Yagi, R., Nagai, H., Iigo, Y., Akimoto, T., Arai, T., Kubo, M.: "Development of the atopic dermatitis (AD)-like skin lesions in signal transducers and activators of transcription (STAT) 6 deficient NC/Nga mice."Journal of Immunology. 168. 2020-2027 (2002)

Yagi, R.、Nagai, H.、Iigo, Y.、Akimoto, T.、Arai, T.、Kubo, M.：“信号转导器和转录激活子中特应性皮炎 (AD) 样皮肤病变的发展

Seki, Y., Hayashi, K., Seki, N., Matsumoto, A., Seki, N., Tsukada, J., Ransom, J., Naka, T., Kishimoto.T., Yoshimura, A., Kubo, M.: "Selective expression of suppressor of cytokine signaling-5 (SOCS5) in type 1 helper T cell negatively regulates IL-4 depen

Seki, Y.、Hayashi, K.、Seki, N.、Matsumoto, A.、Seki, N.、Tsukada, J.、Ransom, J.、Naka, T.、Kishimoto.T.、Yoshimura, A.、

Seki, Y., Inoue, H., Nagata, N., Hayashi, K., Satoru Fukuyama, S., Matsumoto, K., Komine, O., Hamano, S., Himeno, K., Inagaki, K., Cacalano, N., O'Garra, A., Oshida, T., Saito, H., Johnston, J.A., Yoshimura, A., Kubo, M.: "Suppressor of cytokine signaling

Seki, Y.、井上 H.、永田 N.、林 K.、福山悟 S.、松本 K.、小峰 O.、滨野 S.、姬野 K.、稻垣 K.

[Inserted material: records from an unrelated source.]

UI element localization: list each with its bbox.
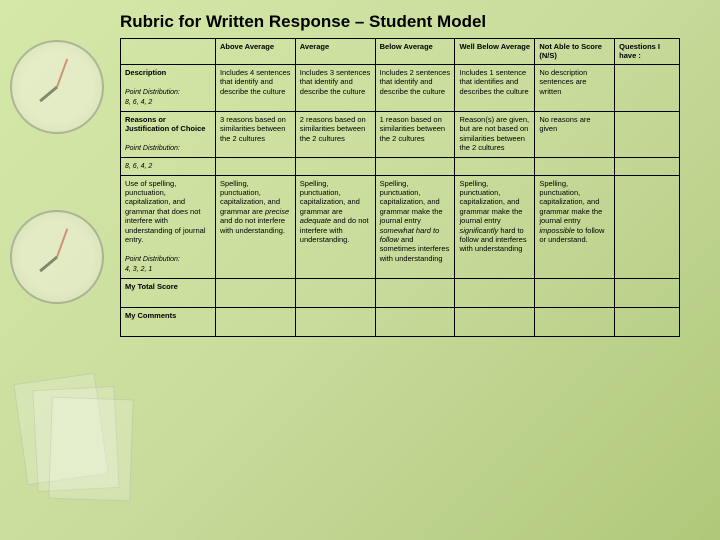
points-row: 8, 6, 4, 2: [121, 157, 680, 175]
criteria-cell: DescriptionPoint Distribution:8, 6, 4, 2: [121, 64, 216, 111]
table-row: Use of spelling, punctuation, capitaliza…: [121, 175, 680, 279]
header-avg: Average: [295, 39, 375, 65]
rubric-cell: 3 reasons based on similarities between …: [215, 112, 295, 158]
empty-cell: [535, 279, 615, 308]
rubric-cell: Spelling, punctuation, capitalization, a…: [215, 175, 295, 279]
page-title: Rubric for Written Response – Student Mo…: [120, 12, 690, 32]
header-blank: [121, 39, 216, 65]
rubric-cell: No description sentences are written: [535, 64, 615, 111]
criteria-cell: Reasons or Justification of ChoicePoint …: [121, 112, 216, 158]
empty-cell: [535, 157, 615, 175]
empty-cell: [295, 157, 375, 175]
empty-cell: [455, 279, 535, 308]
rubric-cell: 1 reason based on similarities between t…: [375, 112, 455, 158]
footer-label: My Comments: [121, 308, 216, 337]
empty-cell: [215, 157, 295, 175]
empty-cell: [615, 157, 680, 175]
rubric-cell: [615, 64, 680, 111]
empty-cell: [295, 279, 375, 308]
rubric-cell: Includes 2 sentences that identify and d…: [375, 64, 455, 111]
rubric-cell: Reason(s) are given, but are not based o…: [455, 112, 535, 158]
empty-cell: [375, 279, 455, 308]
empty-cell: [615, 308, 680, 337]
table-row: Reasons or Justification of ChoicePoint …: [121, 112, 680, 158]
empty-cell: [295, 308, 375, 337]
bg-paper-decor: [48, 397, 134, 502]
rubric-cell: Includes 1 sentence that identifies and …: [455, 64, 535, 111]
criteria-cell: Use of spelling, punctuation, capitaliza…: [121, 175, 216, 279]
empty-cell: [455, 157, 535, 175]
empty-cell: [535, 308, 615, 337]
footer-row: My Total Score: [121, 279, 680, 308]
header-below-avg: Below Average: [375, 39, 455, 65]
table-row: DescriptionPoint Distribution:8, 6, 4, 2…: [121, 64, 680, 111]
footer-label: My Total Score: [121, 279, 216, 308]
empty-cell: [215, 279, 295, 308]
rubric-cell: Spelling, punctuation, capitalization, a…: [375, 175, 455, 279]
rubric-cell: Includes 3 sentences that identify and d…: [295, 64, 375, 111]
rubric-cell: Includes 4 sentences that identify and d…: [215, 64, 295, 111]
rubric-table: Above Average Average Below Average Well…: [120, 38, 680, 337]
empty-cell: [375, 157, 455, 175]
empty-cell: [615, 279, 680, 308]
empty-cell: [215, 308, 295, 337]
rubric-cell: Spelling, punctuation, capitalization, a…: [455, 175, 535, 279]
rubric-cell: Spelling, punctuation, capitalization, a…: [295, 175, 375, 279]
empty-cell: [375, 308, 455, 337]
rubric-cell: Spelling, punctuation, capitalization, a…: [535, 175, 615, 279]
header-well-below: Well Below Average: [455, 39, 535, 65]
rubric-cell: No reasons are given: [535, 112, 615, 158]
table-header-row: Above Average Average Below Average Well…: [121, 39, 680, 65]
rubric-cell: 2 reasons based on similarities between …: [295, 112, 375, 158]
rubric-cell: [615, 175, 680, 279]
points-cell: 8, 6, 4, 2: [121, 157, 216, 175]
rubric-cell: [615, 112, 680, 158]
header-above-avg: Above Average: [215, 39, 295, 65]
empty-cell: [455, 308, 535, 337]
header-ns: Not Able to Score (N/S): [535, 39, 615, 65]
footer-row: My Comments: [121, 308, 680, 337]
header-questions: Questions I have :: [615, 39, 680, 65]
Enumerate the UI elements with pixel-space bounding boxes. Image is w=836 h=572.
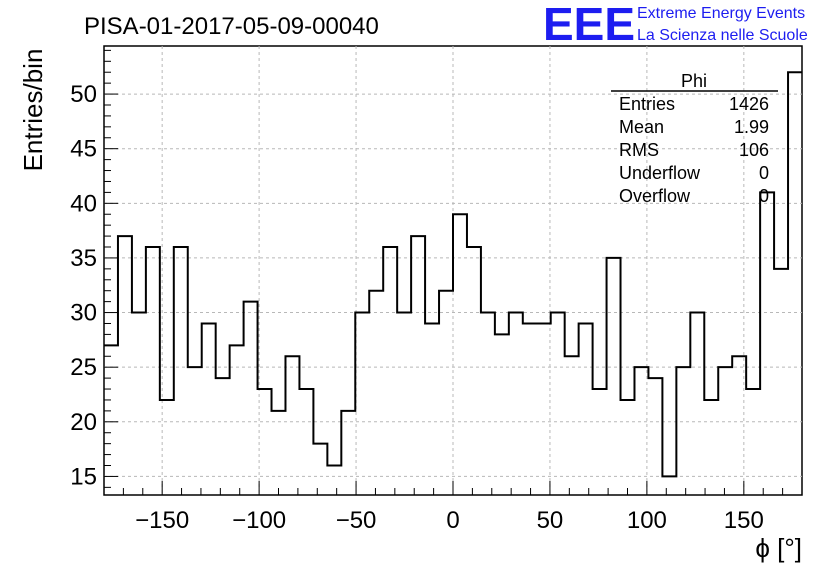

久保 允人: "The IL-4 Production Capability of Different Strains of Naive CD4^+T cells controls the Direction of the Helper T cell response"International Immunology. 14. 1-11 (2002)

Masato Kubo：“不同菌株的初始 CD4^+T 细胞的 IL-4 生产能力控制辅助 T 细胞反应的方向”国际免疫学。